Più o meno la stessa cosa che succede nella ballad “Mamma mia”, che si trascina ammiccando al reggeaton; quindi un disastro di canzone che prende le fattezze della tragedia biblica, incommensurabile, che non può non portarci ancora una volta a chiederci cosa mai i ragazzini possano trovare di anche solo lontanamente intrigante nell’idea di musica, se proprio musica vogliamo definirla, di questo ragazzo. Scrive ben oltre i limiti della decenza, non canta e nemmeno interpreta, non affronta un argomento che sia uno, rappresentando un disimpegno totale, anche deprimente. Speriamo, ma speriamo davvero, con tutta la forza che abbiamo, che chi ascolta Sfera Ebbasta sia decisamente migliore delle canzoni di Sfera Ebbasta, perché altrimenti siamo davvero nei guai.
Le Vibrazioni – “VI”
Si sente forte la voglia de Le Vibrazioni di tornare alla propria essenza di band dai connotati fortemente rock; una voglia che si traduce poi, musicalmente parlando, giusto a tratti. “Tantissimo”, portata in gara a Sanremo, è un buon brano, ma niente che faccia allargare le orecchie, a noi è piaciuta molto di più “La vita oscena”, una canzone onesta e complessa.
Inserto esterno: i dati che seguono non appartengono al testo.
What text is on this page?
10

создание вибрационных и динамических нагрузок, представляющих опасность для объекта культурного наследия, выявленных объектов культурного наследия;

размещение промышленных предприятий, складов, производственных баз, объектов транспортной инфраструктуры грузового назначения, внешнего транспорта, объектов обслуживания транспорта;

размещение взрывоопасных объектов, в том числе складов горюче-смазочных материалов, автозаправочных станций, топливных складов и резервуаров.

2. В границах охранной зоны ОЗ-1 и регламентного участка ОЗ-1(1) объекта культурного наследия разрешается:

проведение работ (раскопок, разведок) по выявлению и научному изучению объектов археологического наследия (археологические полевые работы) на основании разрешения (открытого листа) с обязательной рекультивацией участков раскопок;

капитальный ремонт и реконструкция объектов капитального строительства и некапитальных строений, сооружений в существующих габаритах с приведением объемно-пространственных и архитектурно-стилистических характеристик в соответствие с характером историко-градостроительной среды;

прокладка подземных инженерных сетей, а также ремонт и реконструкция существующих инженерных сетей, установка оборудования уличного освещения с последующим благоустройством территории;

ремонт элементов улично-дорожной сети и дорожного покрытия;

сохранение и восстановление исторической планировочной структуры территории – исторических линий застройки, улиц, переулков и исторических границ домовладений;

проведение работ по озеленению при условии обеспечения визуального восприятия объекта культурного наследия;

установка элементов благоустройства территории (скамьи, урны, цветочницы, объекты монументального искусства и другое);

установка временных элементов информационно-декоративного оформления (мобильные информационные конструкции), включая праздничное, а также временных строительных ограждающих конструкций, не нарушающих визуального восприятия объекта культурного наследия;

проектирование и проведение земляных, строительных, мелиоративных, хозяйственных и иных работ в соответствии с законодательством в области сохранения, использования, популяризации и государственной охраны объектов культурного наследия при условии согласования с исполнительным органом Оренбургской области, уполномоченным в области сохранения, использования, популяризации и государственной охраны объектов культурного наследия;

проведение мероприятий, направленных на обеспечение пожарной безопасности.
Detto ciò, di band come Le Vibrazioni, che hanno una così chiara inclinazione al suonato schietto da garage, ne servirebbero almeno altre 5/6.
Clementino – “Black Pulcinella”
Forse il miglior disco di Clementino, certamente il più maturo, il più autentico, in cui la sua comedy rap si mescola alla narrazione street, il tutto messo insieme grazie ad un senso della costruzione delle barre, una tecnica in pratica, che in pochi in Italia maneggiano con tale disinvoltura.
Clementino, che è di fatto un Pulcinella “black”, e quel “black” possiamo intenderlo come umorismo, ma anche come riferimento all’hip hop anni ’90, che “black” lo era di sicuro, si trascina con sé alcuni dei più interessanti ragazzi della scena urban partenopea, con Enzo Dong in “Revenge” celebra l’epica della strada; con Rocco Hunt, che finalmente ritroviamo a fare il suo, lontano da quelle atmosfere spagnoleggianti buone solo per il mutuo, dipinge quella sensazione opprimente di chi per farcela deve lasciare il sud, accoltellando parte della propria essenza.
E potremmo soffermarci ancora su ogni singolo pezzo di questo disco straordinario, ma preferiamo consigliarvi l’ascolto, che è sempre la verità ultima su un lavoro; quello che è certo è che Clementino, come si dice, ridendo e scherzando, senza prendersi mai troppo sul serio, vomita fuori anche la propria nostalgia, senza bisogno di utilizzare le proprie canzoni per dire al mondo che ce l’ha fatta, perché è Clementino e tutti sappiamo che ce l’ha fatta.
Baby Gang – “Paranoia”
Su Instagram Mouhib Zaccaria, in arte (sigh…arte) Baby Gang, a corredo di una foto mentre è detenuto nel carcere di San Vittore, scrive che questo singolo “rimarrà nella storia del rap, visto che sono il primo artista detenuto ad aver girato un video in un carcere vero e proprio”, complimentoni. A noi però più che altro viene in mente quell’illuminante frase che Chuck Palanhiuk in “Fight Club” mette in bocca al suo meraviglioso Tyler Durden: “Infilarti piume nel culo non fa di te una gallina”; ecco, magari ci sbaglieremo, ma l’impressione è che la scena rap italiana è piena zeppa di ragazzini con le piume in mano, pronti a tutto, perfino alla galera, per consolidare la propria immagine di duri e puri, come se la delinquenza in qualche modo faccia punteggio.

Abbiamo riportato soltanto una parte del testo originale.